"La culture n'est pas quelque chose à part dans la société, pense John Ralston Saul"
L'Acadie Nouvelle, 2 mai 2007
John Ralston Saul propose de repenser l’organisation de la société en plaçant la culture au centre de celle-ci.
Ce penseur et intellectuel canadien qui vit à Toronto a écrit plusieurs essais sur l’évolution de la société canadienne et occidentale. Invité à l’occasion du 30e anniversaire de la Fédération culturelle canadienne-française, John Ralston Saul prononcera le discours d’ouverture du Grand rassemblement des États généraux des arts et de la culture, ce soir, à l’agora du Complexe industriel à Caraquet. Au cours de l’histoire, les sociétés qui ont démontré une stabilité et une grande force ont toujours vu la culture comme étant un moteur important partout dans leur organisation, soutient M. Saul.
« Il faudrait qu’on casse, et c’est spécialement important pour les minorités comme les Acadiens, cette idée que la culture est quelque chose à part. Et ça, c’est un vrai problème parce que la culture n’est pas simplement une spécialité que nous faisons juste le week-end ou entre 6 h et 8 h le soir », déclare en entrevue John Ralston Saul.
À son avis, la culture n’appartient pas qu’aux artistes, comme la santé n’appartient pas qu’au médecin.
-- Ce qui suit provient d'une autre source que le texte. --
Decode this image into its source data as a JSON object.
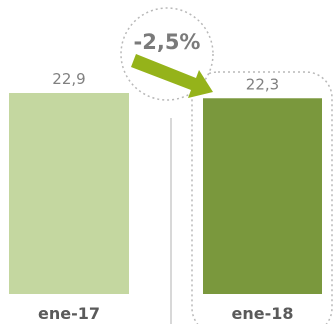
{
  "chart_data": {
    "type": "bar",
    "categories": [
      "ene-17",
      "ene-18"
    ],
    "values": [
      22.9,
      22.3
    ],
    "value_labels": [
      "22,9",
      "22,3"
    ],
    "change_label": "-2,5%",
    "title": "",
    "xlabel": "",
    "ylabel": "",
    "grid": false,
    "colors": {
      "bar_1": "#c4d7a0",
      "bar_2": "#7a983d",
      "arrow": "#95b31a",
      "circle_border": "#b8b8b8",
      "value_text": "#808080",
      "category_text": "#5a5a5a",
      "change_text": "#7a7a7a"
    }
  }
}
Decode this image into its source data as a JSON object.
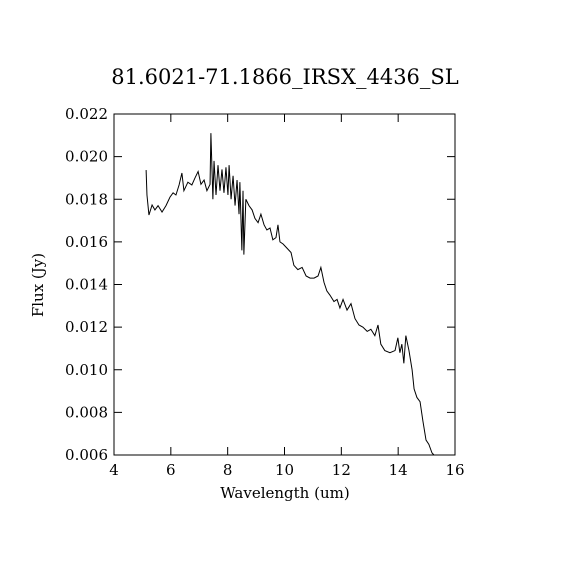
{
  "chart_data": {
    "type": "line",
    "title": "81.6021-71.1866_IRSX_4436_SL",
    "x_label": "Wavelength (um)",
    "y_label": "Flux (Jy)",
    "xlim": [
      4,
      16
    ],
    "xticks": [
      4,
      6,
      8,
      10,
      12,
      14,
      16
    ],
    "ylim": [
      0.006,
      0.022
    ],
    "yticks": [
      0.006,
      0.008,
      {
        "value": 0.01,
        "label": "0.010"
      },
      0.012,
      0.014,
      0.016,
      0.018,
      {
        "value": 0.02,
        "label": "0.020"
      },
      0.022
    ],
    "color": "#000000",
    "x": [
      5.13,
      5.16,
      5.23,
      5.34,
      5.44,
      5.55,
      5.69,
      5.83,
      5.97,
      6.08,
      6.18,
      6.29,
      6.39,
      6.46,
      6.6,
      6.74,
      6.85,
      6.96,
      7.06,
      7.17,
      7.27,
      7.38,
      7.41,
      7.48,
      7.52,
      7.59,
      7.66,
      7.73,
      7.8,
      7.87,
      7.94,
      8.01,
      8.05,
      8.12,
      8.19,
      8.26,
      8.33,
      8.4,
      8.43,
      8.5,
      8.54,
      8.57,
      8.64,
      8.75,
      8.86,
      8.96,
      9.07,
      9.17,
      9.28,
      9.38,
      9.49,
      9.59,
      9.7,
      9.77,
      9.84,
      9.95,
      10.09,
      10.23,
      10.33,
      10.47,
      10.62,
      10.76,
      10.9,
      11.04,
      11.18,
      11.28,
      11.39,
      11.49,
      11.6,
      11.74,
      11.85,
      11.95,
      12.06,
      12.2,
      12.34,
      12.48,
      12.62,
      12.76,
      12.91,
      13.04,
      13.18,
      13.29,
      13.39,
      13.53,
      13.71,
      13.89,
      13.99,
      14.06,
      14.13,
      14.2,
      14.27,
      14.38,
      14.49,
      14.56,
      14.66,
      14.77,
      14.87,
      14.98,
      15.08,
      15.19,
      15.26
    ],
    "values": [
      0.01937,
      0.0182,
      0.01726,
      0.01773,
      0.0175,
      0.0177,
      0.0174,
      0.0177,
      0.0181,
      0.0183,
      0.0182,
      0.01867,
      0.01923,
      0.0184,
      0.0188,
      0.01867,
      0.019,
      0.0193,
      0.0187,
      0.0189,
      0.0184,
      0.0187,
      0.0211,
      0.018,
      0.0198,
      0.0182,
      0.0196,
      0.0184,
      0.0194,
      0.0183,
      0.0195,
      0.0182,
      0.0196,
      0.018,
      0.0191,
      0.0177,
      0.0189,
      0.0173,
      0.0188,
      0.0156,
      0.0184,
      0.0154,
      0.018,
      0.0177,
      0.0175,
      0.0171,
      0.0169,
      0.0173,
      0.0168,
      0.01656,
      0.01665,
      0.0161,
      0.0162,
      0.0168,
      0.016,
      0.0159,
      0.0157,
      0.0155,
      0.0149,
      0.0147,
      0.0148,
      0.0144,
      0.0143,
      0.0143,
      0.0144,
      0.0148,
      0.0141,
      0.0137,
      0.0135,
      0.0132,
      0.0133,
      0.0129,
      0.0133,
      0.0128,
      0.0131,
      0.0124,
      0.0121,
      0.012,
      0.0118,
      0.0119,
      0.0116,
      0.0121,
      0.0112,
      0.0109,
      0.0108,
      0.0109,
      0.0115,
      0.0108,
      0.0112,
      0.0103,
      0.0116,
      0.0109,
      0.01,
      0.0091,
      0.0087,
      0.0085,
      0.0076,
      0.0067,
      0.0065,
      0.0061,
      0.006
    ]
  }
}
L’intellectuel ne pense pas que le problème soit en premier lieu politique. M. Saul vise plutôt l’éducation. Est-ce qu’on lit suffisamment dans les écoles, est-ce que la culture est vraiment intégrée où elle est mise à part comme partout au Canada? En rencontrant des élèves d’une école, John Ralston Saul peut savoir si la bibliothèque est ouverte tout le temps et s’il y a un bon budget pour les livres. « Quand c’est le cas, les jeunes parlent avec des phrases entières et il y a du contenu dans les discours. Moins les bibliothèques marchent dans les écoles, plus le discours est fracturé », affirme-t-il.
M. Saul s’en prend aussi aux universités canadiennes, francophones et anglophones qui offrent de moins en moins une éducation sociale et culturelle complète.
« Par exemple, on dit pourquoi les docteurs parlent toujours de l’argent qu’ils gagnent, c’est en partie parce que toute l’idée d’un docteur que l’on se faisait à la fin du 19e siècle, c’est-à-dire une personne en avant de la société, qui se bat pour la justice, n’existe pratiquement plus. »
Seulement 1% de l’ensemble du budget de la santé publique nationale est dépensé pour la prévention. D’après M. Saul, il s’agit là d’un problème culturel.
Enfin, John Ralston Saul a confiance en les minorités culturelles.
« Les majorités sont plus endormies, elles ont trop de confiance, elles sont sûres qu’elles ont le pouvoir et à un certain niveau, elles pensent que c’est un peu naturel, tandis que les minorités sont des gens qui savent que c’est plus dur, qu’il faut faire plus d’effort et se réveiller plus tôt le matin. Ça, c’est une énorme force », ajoute John Ralston Saul, qui estime que l’on traverse en ce moment une période de remontée des cultures régionales et nationales.